All the investigations confirmed a nuclear explosion and related to the realm of fable explanations such as the impact of a comet or the fall of a great meteorite.
What explanations are offered for this nuclear explosion in the year 1908?
In March 1964, an article in the reputable Leningrad paper Svesda put forward the theory that intelligent beings living on a planet in the constellation Cygnus had tried to make contact with the earth. The authors, Genrich Altov and Valentina Shuraleva, said that the impact in the Siberian Taiga was a response to the colossal explosion-like eruption of the volcano Krakatoa in the Indian Ocean that had sent a large concentration of radio waves into the universe when it erupted in 1853. The distant stellar beings had erroneously taken the radio waves for a signal from space; so they had directed a Laser beam, which was much too strong, at the earth, and when the beam hit the earth's atmosphere high above Siberia, it had turned into matter. I must admit that I do not accept this explanation because it seems too far-fetched.
I am equally unable to accept the theory that seeks to explain the incident by the impact of anti-matter. Even though I believe that there is anti-matter in the depths of the cosmos, there cannot be any left in the Tunguska, because the collision of matter and anti-matter results in their mutual dissolution. Moreover, the possibility of a piece of anti-matter reaching the earth without a collision with matter on its long journey is very remote. I prefer to adhere to the opinion of those who suspect that the nuclear explosion was caused by an unknown spaceship's energy pile bursting. Fantastic? Of course, but does that make it impossible?
There are shelves and shelves of literature about the Tunguska meteorite. There is one further fact I want to emphasise: radioactivity around the centre of the explosion in the Taiga is twice as high—even today—as elsewhere. Careful investigation of trees and their annual rings confirm an appreciable increase in radioactivity since 1908.
Until a single, exact, indubitable scientific proof of the phenomenon—and many others—is produced, no one has the right to discard an explanation within the bounds of credibility without giving his reasons.

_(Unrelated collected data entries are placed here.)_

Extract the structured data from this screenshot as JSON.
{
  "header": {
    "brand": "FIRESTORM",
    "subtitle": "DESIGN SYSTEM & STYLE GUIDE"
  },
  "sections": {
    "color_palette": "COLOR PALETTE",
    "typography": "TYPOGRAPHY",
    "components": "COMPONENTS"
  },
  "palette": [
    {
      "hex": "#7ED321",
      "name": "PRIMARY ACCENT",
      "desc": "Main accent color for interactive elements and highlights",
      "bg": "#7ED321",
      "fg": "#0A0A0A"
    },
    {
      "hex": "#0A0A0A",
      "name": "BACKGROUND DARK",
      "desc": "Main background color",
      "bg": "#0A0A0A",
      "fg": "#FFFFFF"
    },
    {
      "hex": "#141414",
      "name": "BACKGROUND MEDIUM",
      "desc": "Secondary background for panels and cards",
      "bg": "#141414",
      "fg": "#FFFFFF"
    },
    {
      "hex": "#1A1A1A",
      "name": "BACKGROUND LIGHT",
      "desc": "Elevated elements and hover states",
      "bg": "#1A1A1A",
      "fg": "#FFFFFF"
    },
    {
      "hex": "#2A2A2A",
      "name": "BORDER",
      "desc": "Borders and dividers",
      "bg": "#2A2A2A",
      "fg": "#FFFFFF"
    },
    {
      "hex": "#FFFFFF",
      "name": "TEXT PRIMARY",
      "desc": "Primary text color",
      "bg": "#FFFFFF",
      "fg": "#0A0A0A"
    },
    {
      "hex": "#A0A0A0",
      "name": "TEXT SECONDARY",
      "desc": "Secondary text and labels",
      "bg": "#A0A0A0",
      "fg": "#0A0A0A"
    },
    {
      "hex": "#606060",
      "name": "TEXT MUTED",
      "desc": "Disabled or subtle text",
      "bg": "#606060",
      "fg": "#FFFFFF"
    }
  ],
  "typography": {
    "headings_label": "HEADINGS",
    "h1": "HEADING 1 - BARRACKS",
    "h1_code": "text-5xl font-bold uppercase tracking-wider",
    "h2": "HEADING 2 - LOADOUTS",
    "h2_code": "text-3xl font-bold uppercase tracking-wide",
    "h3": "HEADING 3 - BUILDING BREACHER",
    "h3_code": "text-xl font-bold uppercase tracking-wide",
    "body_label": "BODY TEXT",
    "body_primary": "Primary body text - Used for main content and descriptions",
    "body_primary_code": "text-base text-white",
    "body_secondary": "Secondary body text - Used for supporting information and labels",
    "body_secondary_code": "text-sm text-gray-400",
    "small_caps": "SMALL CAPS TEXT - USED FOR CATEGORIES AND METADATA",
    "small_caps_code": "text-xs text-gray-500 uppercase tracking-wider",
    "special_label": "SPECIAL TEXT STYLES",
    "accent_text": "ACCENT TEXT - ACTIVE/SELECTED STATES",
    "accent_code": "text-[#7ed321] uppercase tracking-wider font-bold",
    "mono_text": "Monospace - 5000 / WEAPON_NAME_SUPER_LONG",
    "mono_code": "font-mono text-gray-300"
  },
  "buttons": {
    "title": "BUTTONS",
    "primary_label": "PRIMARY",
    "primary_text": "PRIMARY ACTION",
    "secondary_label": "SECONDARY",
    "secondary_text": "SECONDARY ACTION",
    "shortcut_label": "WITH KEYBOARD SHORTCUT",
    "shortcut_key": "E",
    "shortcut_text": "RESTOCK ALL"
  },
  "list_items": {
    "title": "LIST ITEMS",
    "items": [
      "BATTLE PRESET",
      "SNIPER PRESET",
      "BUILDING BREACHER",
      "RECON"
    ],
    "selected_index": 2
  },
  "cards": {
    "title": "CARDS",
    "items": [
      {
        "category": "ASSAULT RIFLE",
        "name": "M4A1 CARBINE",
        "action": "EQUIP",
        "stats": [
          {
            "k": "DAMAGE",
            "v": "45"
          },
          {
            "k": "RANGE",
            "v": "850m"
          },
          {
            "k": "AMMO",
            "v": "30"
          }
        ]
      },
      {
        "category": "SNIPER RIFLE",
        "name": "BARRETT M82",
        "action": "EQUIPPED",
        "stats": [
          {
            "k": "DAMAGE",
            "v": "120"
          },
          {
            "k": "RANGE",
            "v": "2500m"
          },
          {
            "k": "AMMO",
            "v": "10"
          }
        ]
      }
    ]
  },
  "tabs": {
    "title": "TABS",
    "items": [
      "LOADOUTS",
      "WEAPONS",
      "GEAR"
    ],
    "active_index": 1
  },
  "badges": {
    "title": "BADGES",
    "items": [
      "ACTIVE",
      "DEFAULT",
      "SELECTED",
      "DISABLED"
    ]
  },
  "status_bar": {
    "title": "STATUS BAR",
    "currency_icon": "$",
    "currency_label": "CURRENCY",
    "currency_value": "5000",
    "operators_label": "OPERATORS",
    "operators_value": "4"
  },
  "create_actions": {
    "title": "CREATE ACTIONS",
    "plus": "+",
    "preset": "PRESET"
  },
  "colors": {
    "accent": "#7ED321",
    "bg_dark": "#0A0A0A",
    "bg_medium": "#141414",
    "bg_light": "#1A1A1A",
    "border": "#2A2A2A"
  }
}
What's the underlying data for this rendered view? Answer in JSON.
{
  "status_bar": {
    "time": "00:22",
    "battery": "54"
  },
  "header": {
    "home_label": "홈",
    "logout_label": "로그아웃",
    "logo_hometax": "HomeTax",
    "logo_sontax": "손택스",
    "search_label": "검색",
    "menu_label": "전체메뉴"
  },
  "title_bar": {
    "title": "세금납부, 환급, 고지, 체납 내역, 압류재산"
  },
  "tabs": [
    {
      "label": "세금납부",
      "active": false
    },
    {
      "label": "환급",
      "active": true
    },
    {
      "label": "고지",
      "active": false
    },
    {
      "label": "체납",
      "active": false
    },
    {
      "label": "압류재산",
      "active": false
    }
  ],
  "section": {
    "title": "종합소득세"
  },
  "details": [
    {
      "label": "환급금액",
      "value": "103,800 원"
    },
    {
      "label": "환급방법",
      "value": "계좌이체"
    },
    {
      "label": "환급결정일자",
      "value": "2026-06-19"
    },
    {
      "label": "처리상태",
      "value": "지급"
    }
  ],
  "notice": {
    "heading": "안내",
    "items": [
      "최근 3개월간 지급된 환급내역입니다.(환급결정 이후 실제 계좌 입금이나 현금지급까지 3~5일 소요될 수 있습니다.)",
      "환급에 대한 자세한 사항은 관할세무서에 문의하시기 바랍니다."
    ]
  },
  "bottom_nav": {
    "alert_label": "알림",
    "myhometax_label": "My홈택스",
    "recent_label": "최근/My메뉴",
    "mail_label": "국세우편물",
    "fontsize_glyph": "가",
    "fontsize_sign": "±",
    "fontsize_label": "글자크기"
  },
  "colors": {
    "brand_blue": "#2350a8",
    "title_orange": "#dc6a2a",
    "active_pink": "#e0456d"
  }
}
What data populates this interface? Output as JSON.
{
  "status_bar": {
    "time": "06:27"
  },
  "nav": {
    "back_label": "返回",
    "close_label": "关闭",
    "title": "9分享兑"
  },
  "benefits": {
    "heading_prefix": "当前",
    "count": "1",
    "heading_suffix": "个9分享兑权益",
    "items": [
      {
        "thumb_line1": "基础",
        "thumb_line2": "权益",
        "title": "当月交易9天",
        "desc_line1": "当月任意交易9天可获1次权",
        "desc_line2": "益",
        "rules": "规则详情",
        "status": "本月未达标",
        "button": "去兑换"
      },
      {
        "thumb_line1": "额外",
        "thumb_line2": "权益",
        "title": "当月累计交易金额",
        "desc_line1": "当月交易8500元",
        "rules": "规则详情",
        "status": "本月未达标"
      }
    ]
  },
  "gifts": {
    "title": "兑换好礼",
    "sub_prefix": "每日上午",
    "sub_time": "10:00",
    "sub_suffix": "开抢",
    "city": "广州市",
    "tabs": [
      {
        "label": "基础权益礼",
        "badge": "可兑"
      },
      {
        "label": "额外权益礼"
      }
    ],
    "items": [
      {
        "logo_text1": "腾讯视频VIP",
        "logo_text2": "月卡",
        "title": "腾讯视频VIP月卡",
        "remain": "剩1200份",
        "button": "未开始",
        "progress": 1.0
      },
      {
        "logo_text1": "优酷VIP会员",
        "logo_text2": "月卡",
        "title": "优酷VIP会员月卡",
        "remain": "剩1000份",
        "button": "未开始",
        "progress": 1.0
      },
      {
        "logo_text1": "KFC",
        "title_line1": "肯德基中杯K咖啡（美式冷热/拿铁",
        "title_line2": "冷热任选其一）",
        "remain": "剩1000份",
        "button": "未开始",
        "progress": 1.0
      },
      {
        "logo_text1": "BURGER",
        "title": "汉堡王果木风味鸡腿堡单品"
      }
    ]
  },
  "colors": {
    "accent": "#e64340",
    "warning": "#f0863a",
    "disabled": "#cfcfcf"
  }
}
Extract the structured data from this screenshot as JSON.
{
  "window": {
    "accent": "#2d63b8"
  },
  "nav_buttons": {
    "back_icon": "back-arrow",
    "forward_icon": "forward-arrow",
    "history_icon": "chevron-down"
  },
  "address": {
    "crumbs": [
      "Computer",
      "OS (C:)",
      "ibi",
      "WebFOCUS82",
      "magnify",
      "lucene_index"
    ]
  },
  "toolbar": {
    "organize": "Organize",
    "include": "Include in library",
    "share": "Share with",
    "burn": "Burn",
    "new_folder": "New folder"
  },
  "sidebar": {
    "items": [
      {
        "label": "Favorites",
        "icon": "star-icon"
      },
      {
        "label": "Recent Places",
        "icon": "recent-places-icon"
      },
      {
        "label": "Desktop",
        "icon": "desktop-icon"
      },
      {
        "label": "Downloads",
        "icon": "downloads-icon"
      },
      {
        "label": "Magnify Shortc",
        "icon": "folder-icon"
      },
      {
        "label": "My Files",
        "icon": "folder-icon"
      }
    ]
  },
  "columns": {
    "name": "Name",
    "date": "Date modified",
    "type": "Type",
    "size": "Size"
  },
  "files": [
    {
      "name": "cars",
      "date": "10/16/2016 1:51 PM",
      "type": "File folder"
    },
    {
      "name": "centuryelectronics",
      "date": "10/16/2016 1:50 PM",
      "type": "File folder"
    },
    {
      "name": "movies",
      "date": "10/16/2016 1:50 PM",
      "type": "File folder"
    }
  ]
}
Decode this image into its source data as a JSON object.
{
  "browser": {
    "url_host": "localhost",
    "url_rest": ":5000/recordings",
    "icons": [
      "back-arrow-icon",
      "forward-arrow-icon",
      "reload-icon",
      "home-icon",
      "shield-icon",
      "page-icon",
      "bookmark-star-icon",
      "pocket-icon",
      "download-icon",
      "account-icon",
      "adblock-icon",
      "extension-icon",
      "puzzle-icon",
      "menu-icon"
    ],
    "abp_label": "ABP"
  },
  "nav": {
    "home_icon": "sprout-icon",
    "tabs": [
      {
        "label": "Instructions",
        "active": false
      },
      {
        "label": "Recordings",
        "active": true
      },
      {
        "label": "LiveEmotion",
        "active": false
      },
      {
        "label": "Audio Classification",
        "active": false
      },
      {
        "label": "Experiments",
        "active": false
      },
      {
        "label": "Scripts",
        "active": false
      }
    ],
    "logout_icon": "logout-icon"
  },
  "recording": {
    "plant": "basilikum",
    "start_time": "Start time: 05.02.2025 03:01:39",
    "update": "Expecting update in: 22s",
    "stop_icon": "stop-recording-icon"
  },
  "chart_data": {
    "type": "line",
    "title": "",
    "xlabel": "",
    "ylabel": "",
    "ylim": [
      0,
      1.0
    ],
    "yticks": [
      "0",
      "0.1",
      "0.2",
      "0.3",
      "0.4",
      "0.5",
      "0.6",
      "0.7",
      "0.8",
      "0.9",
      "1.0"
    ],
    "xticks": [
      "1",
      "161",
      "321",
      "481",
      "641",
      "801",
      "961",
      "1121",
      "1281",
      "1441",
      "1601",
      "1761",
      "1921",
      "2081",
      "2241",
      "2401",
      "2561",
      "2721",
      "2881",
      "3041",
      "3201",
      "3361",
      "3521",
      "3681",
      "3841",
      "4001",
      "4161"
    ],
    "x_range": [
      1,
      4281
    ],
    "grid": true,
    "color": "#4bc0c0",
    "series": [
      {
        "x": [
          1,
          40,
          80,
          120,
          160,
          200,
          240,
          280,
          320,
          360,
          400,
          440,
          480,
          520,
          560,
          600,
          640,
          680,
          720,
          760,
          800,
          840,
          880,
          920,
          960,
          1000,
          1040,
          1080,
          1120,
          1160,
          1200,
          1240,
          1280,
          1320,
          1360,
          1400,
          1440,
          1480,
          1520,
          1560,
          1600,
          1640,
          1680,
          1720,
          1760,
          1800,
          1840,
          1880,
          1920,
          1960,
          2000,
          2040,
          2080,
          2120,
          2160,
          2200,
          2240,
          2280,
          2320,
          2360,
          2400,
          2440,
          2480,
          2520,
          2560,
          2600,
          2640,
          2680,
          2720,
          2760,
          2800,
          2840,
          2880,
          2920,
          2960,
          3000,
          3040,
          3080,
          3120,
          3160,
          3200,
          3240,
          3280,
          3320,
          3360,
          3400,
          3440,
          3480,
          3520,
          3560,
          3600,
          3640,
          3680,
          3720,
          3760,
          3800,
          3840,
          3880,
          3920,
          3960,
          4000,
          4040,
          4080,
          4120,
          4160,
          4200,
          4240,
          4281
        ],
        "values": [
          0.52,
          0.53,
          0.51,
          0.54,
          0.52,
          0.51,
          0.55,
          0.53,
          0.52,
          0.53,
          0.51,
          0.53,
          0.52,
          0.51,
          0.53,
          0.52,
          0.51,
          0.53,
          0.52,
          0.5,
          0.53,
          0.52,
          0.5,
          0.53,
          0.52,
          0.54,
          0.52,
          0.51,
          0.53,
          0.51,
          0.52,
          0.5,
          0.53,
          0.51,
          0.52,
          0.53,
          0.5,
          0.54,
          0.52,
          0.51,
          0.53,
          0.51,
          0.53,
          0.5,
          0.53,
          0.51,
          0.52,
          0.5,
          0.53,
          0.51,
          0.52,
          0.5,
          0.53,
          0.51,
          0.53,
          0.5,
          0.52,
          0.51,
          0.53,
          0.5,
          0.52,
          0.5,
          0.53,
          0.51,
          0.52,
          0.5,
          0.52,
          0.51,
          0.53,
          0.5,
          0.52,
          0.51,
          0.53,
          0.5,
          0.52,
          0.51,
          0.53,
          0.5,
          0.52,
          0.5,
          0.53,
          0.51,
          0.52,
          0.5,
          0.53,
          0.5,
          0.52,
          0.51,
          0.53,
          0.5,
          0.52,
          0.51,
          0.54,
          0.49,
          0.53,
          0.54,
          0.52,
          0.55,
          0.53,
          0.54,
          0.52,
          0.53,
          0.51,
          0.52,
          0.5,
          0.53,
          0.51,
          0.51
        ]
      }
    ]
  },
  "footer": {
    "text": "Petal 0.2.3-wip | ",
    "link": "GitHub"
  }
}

Our knowledge of the planets in our solar system is pretty comprehensive; Mars is the only planet where 'life' in our sense of the word might exist and then only in limited quantities. Man has set the theoretical boundary to the possibility of life in his sense; this boundary is called the ecosphere. In our solar system only Venus, the Earth and Mars lie within the limits of the ecosphere. Nevertheless, we should remember that the determination of the ecosphere is based on our conception of life and that unknown life is by no means necessarily bound to our premises for life. Until 1962 Venus was considered as a possible home for life, that is until Mariner II got within about 21,000 miles of Venus. According to the information it transmitted, Venus can now be ruled out as a supporter of life.
It emerged from Mariner II's reports that the average surface temperature on both light and dark sides was 420 (deg) C. Such a temperature means that there could be no water, but only lakes of molten metal on the surface. The popular idea of Venus as the twin sister of the earth is over and done with, even though the carburetted hydrogen present could be a culture-medium for all kinds of bacteria.